Closed mlinksva closed 1 year ago
I like very much the idea of documenting the scope of the claim. In my README for The Galley Slave I documented what I knew about the status of the rights, including the results of a search for likely holders. What I didn't do was an examination of what was and wasn't covered.
It would be good to have a real actual attorney help with that. Who do we know who thinks about music and the public domain? Ideally it would be somebody who understands the musical choices.
From IMSLP footer:
Content is available under the Creative Commons Attribution-ShareAlike 4.0 License
From the FAQ there:
a Creative Commons or Performance Restricted license
The their main page on licenses:
The possible licenses that are permissible on IMSLP:
Scans of old printed or manuscript music: NONE - public domain only. Manuscript scans (composers dead over 70 years): NONE - public domain only. (unless first published less than 25 years ago) (Re)Typesets: cc zero 1.0, cc by 4.0, cc by-sa 4.0, cc by-nc 4.0, cc by-nc-sa 4.0 and cpdl 4.0. Original or Copyrighted Compositions: One of the Creative Commons or Performance Restricted licenses. Recordings: One of the Creative Commons licenses.
On thinking more about IMSLP, it is an excellent fit for sheet music like William Litten's, except that it is oriented towards classical music and not folk or roots. This orientation does matter.

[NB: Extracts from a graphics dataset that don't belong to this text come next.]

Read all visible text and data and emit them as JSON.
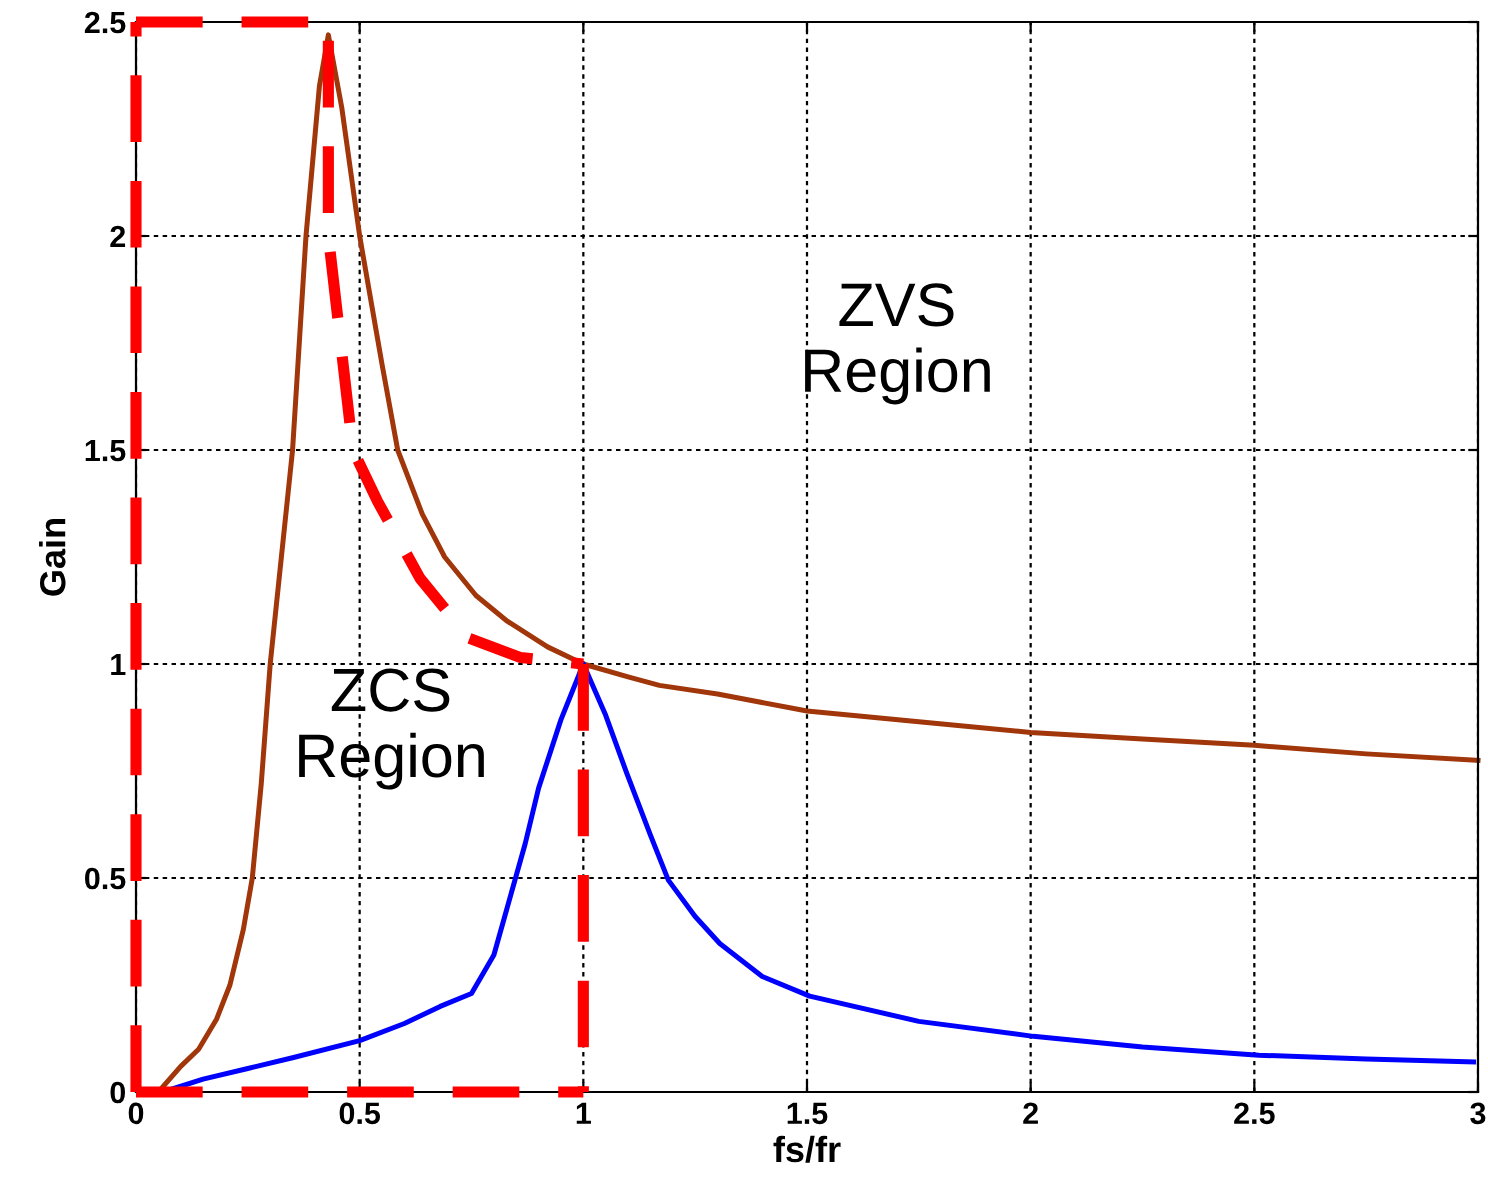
{
  "chart_data": {
    "type": "line",
    "xlabel": "fs/fr",
    "ylabel": "Gain",
    "xlim": [
      0,
      3
    ],
    "ylim": [
      0,
      2.5
    ],
    "xticks": [
      0,
      0.5,
      1,
      1.5,
      2,
      2.5,
      3
    ],
    "yticks": [
      0,
      0.5,
      1,
      1.5,
      2,
      2.5
    ],
    "grid": true,
    "line_style": "solid",
    "marker": "none",
    "series": [
      {
        "color": "#a0360a",
        "x": [
          0.05,
          0.1,
          0.14,
          0.18,
          0.21,
          0.24,
          0.26,
          0.28,
          0.3,
          0.35,
          0.38,
          0.41,
          0.43,
          0.46,
          0.5,
          0.55,
          0.585,
          0.64,
          0.69,
          0.76,
          0.83,
          0.92,
          1.0,
          1.1,
          1.17,
          1.3,
          1.5,
          1.75,
          2.0,
          2.25,
          2.5,
          2.75,
          3.0
        ],
        "values": [
          0.0,
          0.06,
          0.1,
          0.17,
          0.25,
          0.38,
          0.5,
          0.72,
          1.0,
          1.5,
          2.0,
          2.35,
          2.47,
          2.3,
          2.0,
          1.7,
          1.5,
          1.35,
          1.25,
          1.16,
          1.1,
          1.04,
          1.0,
          0.97,
          0.95,
          0.93,
          0.89,
          0.865,
          0.84,
          0.825,
          0.81,
          0.79,
          0.775
        ]
      },
      {
        "color": "#0000ff",
        "x": [
          0.06,
          0.15,
          0.25,
          0.35,
          0.5,
          0.6,
          0.68,
          0.75,
          0.8,
          0.835,
          0.87,
          0.9,
          0.95,
          1.0,
          1.05,
          1.097,
          1.15,
          1.19,
          1.25,
          1.305,
          1.4,
          1.506,
          1.75,
          2.006,
          2.25,
          2.51,
          2.75,
          2.99
        ],
        "values": [
          0.0,
          0.03,
          0.055,
          0.08,
          0.12,
          0.16,
          0.2,
          0.23,
          0.32,
          0.45,
          0.58,
          0.71,
          0.87,
          1.0,
          0.88,
          0.745,
          0.6,
          0.495,
          0.41,
          0.347,
          0.27,
          0.224,
          0.165,
          0.13,
          0.105,
          0.086,
          0.077,
          0.07
        ]
      },
      {
        "color": "#ff0000",
        "line_style": "dashed",
        "x": [
          0.0,
          0.43,
          0.43,
          0.485,
          0.54,
          0.635,
          0.745,
          0.86,
          1.0
        ],
        "values": [
          2.5,
          2.5,
          2.0,
          1.5,
          1.38,
          1.2,
          1.06,
          1.015,
          1.0
        ]
      },
      {
        "color": "#ff0000",
        "line_style": "dashed",
        "x": [
          1.0,
          1.0
        ],
        "values": [
          1.0,
          0.0
        ]
      },
      {
        "color": "#ff0000",
        "line_style": "dashed",
        "x": [
          0.0,
          0.0
        ],
        "values": [
          0.0,
          2.5
        ]
      },
      {
        "color": "#ff0000",
        "line_style": "dashed",
        "x": [
          0.0,
          1.0
        ],
        "values": [
          0.0,
          0.0
        ]
      }
    ],
    "annotations": [
      "ZVS\nRegion",
      "ZCS\nRegion"
    ]
  }
}
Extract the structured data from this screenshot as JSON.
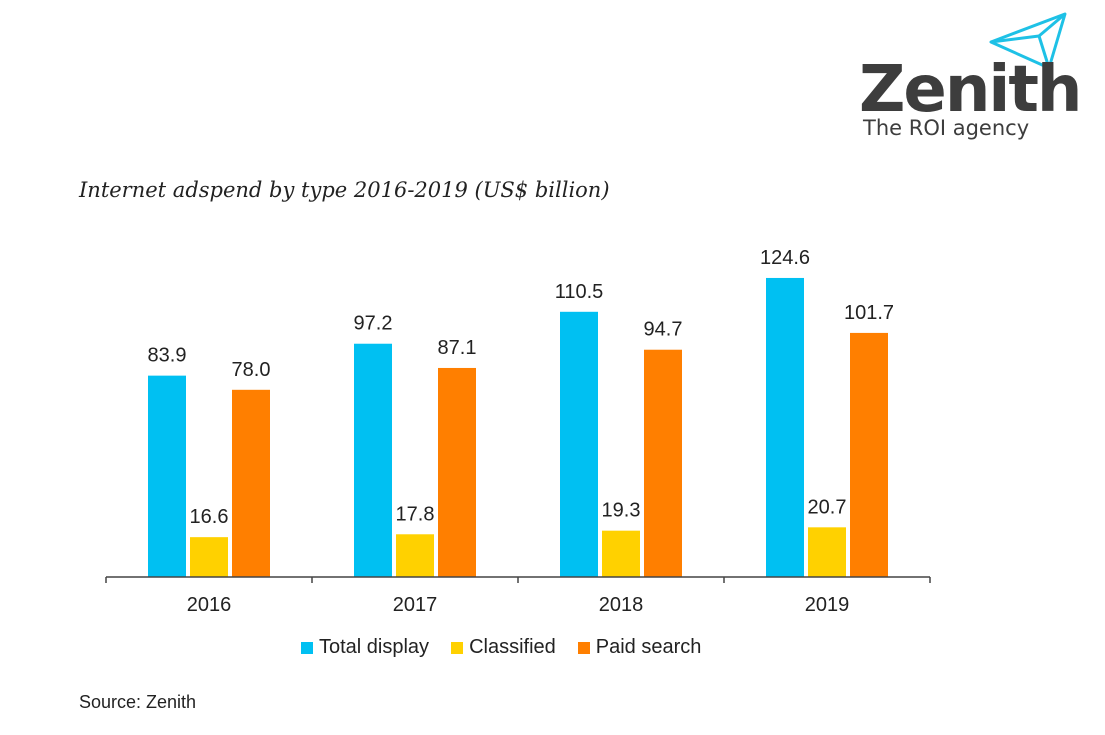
{
  "logo": {
    "wordmark": "Zenith",
    "tagline": "The ROI agency",
    "icon": "paper-plane-icon",
    "mark_color": "#1ec1e6",
    "text_color": "#3d3d3d"
  },
  "source": "Source: Zenith",
  "chart_data": {
    "type": "bar",
    "title": "Internet adspend by type 2016-2019 (US$ billion)",
    "xlabel": "",
    "ylabel": "",
    "categories": [
      "2016",
      "2017",
      "2018",
      "2019"
    ],
    "series": [
      {
        "name": "Total display",
        "color": "#00c0f2",
        "values": [
          83.9,
          97.2,
          110.5,
          124.6
        ],
        "labels": [
          "83.9",
          "97.2",
          "110.5",
          "124.6"
        ]
      },
      {
        "name": "Classified",
        "color": "#ffd100",
        "values": [
          16.6,
          17.8,
          19.3,
          20.7
        ],
        "labels": [
          "16.6",
          "17.8",
          "19.3",
          "20.7"
        ]
      },
      {
        "name": "Paid search",
        "color": "#ff7f00",
        "values": [
          78.0,
          87.1,
          94.7,
          101.7
        ],
        "labels": [
          "78.0",
          "87.1",
          "94.7",
          "101.7"
        ]
      }
    ],
    "ylim": [
      0,
      125
    ],
    "grid": false,
    "legend": "bottom",
    "data_labels": true
  }
}
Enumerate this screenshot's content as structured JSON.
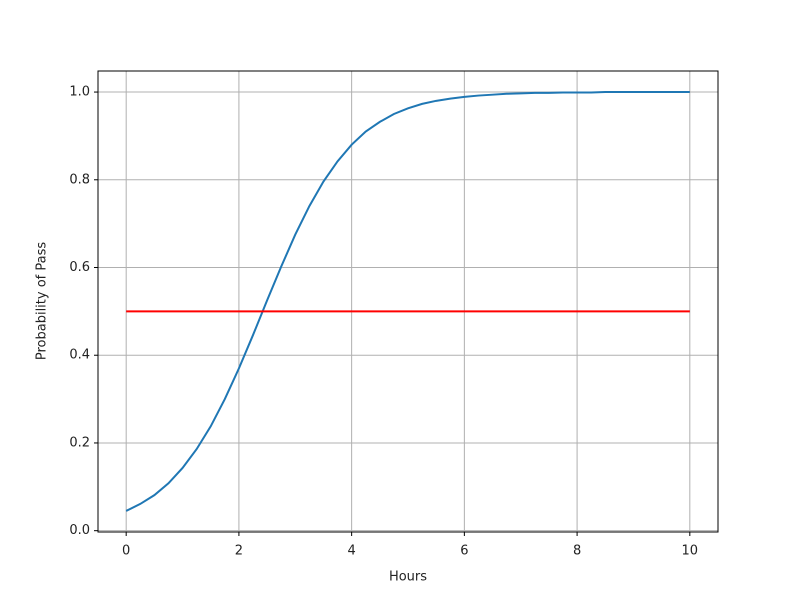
{
  "chart_data": {
    "type": "line",
    "x_label": "Hours",
    "y_label": "Probability of Pass",
    "series": [
      {
        "color": "#1f77b4",
        "x": [
          0,
          0.25,
          0.5,
          0.75,
          1,
          1.25,
          1.5,
          1.75,
          2,
          2.25,
          2.5,
          2.75,
          3,
          3.25,
          3.5,
          3.75,
          4,
          4.25,
          4.5,
          4.75,
          5,
          5.25,
          5.5,
          5.75,
          6,
          6.25,
          6.5,
          6.75,
          7,
          7.25,
          7.5,
          7.75,
          8,
          8.25,
          8.5,
          8.75,
          9,
          9.25,
          9.5,
          9.75,
          10
        ],
        "values": [
          0.045,
          0.061,
          0.081,
          0.108,
          0.143,
          0.186,
          0.238,
          0.3,
          0.37,
          0.446,
          0.525,
          0.602,
          0.675,
          0.74,
          0.796,
          0.842,
          0.88,
          0.91,
          0.932,
          0.95,
          0.963,
          0.973,
          0.98,
          0.985,
          0.989,
          0.992,
          0.994,
          0.996,
          0.997,
          0.998,
          0.998,
          0.999,
          0.999,
          0.999,
          1.0,
          1.0,
          1.0,
          1.0,
          1.0,
          1.0,
          1.0
        ]
      },
      {
        "color": "#ff0000",
        "x": [
          0,
          10
        ],
        "values": [
          0.5,
          0.5
        ]
      }
    ],
    "xlim": [
      -0.5,
      10.5
    ],
    "xticks": [
      0,
      2,
      4,
      6,
      8,
      10
    ],
    "ylim": [
      -0.003,
      1.048
    ],
    "yticks": [
      {
        "value": 0,
        "label": "0.0"
      },
      0.2,
      0.4,
      0.6,
      0.8,
      {
        "value": 1,
        "label": "1.0"
      }
    ],
    "grid": true
  }
}
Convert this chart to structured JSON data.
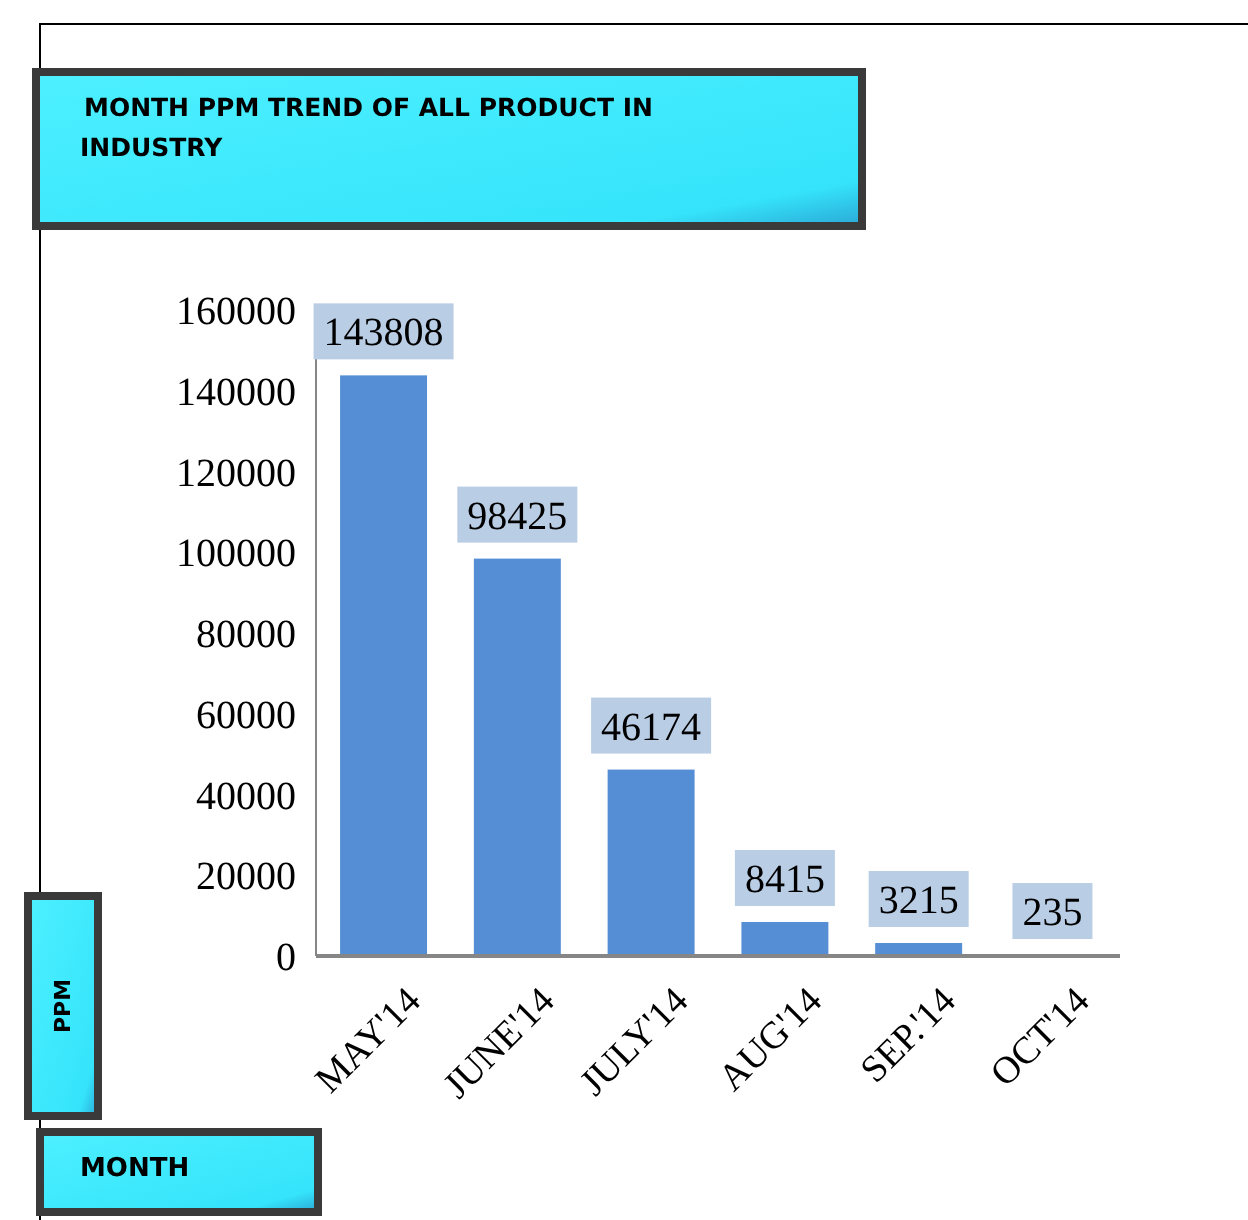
{
  "chart_data": {
    "type": "bar",
    "title": "MONTH PPM TREND OF ALL PRODUCT IN INDUSTRY",
    "xlabel": "MONTH",
    "ylabel": "PPM",
    "categories": [
      "MAY'14",
      "JUNE'14",
      "JULY'14",
      "AUG'14",
      "SEP.'14",
      "OCT'14"
    ],
    "values": [
      143808,
      98425,
      46174,
      8415,
      3215,
      235
    ],
    "color": "#558ed5",
    "ylim": [
      0,
      160000
    ],
    "yticks": [
      0,
      20000,
      40000,
      60000,
      80000,
      100000,
      120000,
      140000,
      160000
    ],
    "data_labels": true
  }
}
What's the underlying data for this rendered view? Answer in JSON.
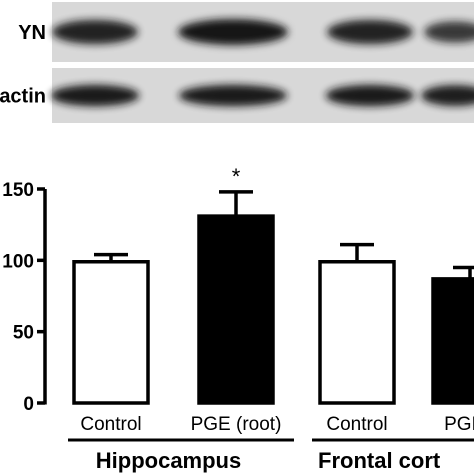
{
  "blot": {
    "rows": [
      {
        "label": "YN",
        "band_intensity": [
          0.85,
          1.0,
          0.85,
          0.6
        ]
      },
      {
        "label": "actin",
        "band_intensity": [
          0.95,
          0.95,
          0.95,
          0.9
        ]
      }
    ],
    "band_color": "#161616",
    "background_color": "#d8d8d8"
  },
  "chart_data": {
    "type": "bar",
    "categories": [
      "Control",
      "PGE (root)",
      "Control",
      "PGE ("
    ],
    "values": [
      99,
      131,
      99,
      87
    ],
    "errors": [
      5,
      17,
      12,
      8
    ],
    "fills": [
      "#ffffff",
      "#000000",
      "#ffffff",
      "#000000"
    ],
    "annotations": [
      "",
      "*",
      "",
      ""
    ],
    "ylim": [
      0,
      150
    ],
    "yticks": [
      0,
      50,
      100,
      150
    ],
    "groups": [
      {
        "label": "Hippocampus",
        "bars": [
          0,
          1
        ]
      },
      {
        "label": "Frontal cort",
        "bars": [
          2,
          3
        ]
      }
    ]
  }
}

There DO exist good projects for folk or roots music, but they do a bad job with digital transcriptions and long-term source control. These projects need some parts of IMSLP, but they need to keep the musicology to themselves.
On thinking more about Kat's original comment, I have added an acknowledgment of the public domain status of the original musical work to NOTICE.md. She suggests that there is nothing else copyrightable here, but I disagree. Where there is room for interpretation, there is an opportunity for lawyers to do mischief.
I'm going to stick with APL2, as originally chosen.
Taking @lucasgonze's suggestion to open an issue.
@mindspillage's comment:
I probably should know but don't the extent to which such transcriptions are subject to copyright restrictions and where. If it's ambiguous and wants to release under a conditional license, specifically Apache-2.0, adding notice about the underlying work's public domain status to the
NOTICE
file may perhaps be funny and/or pragmatic?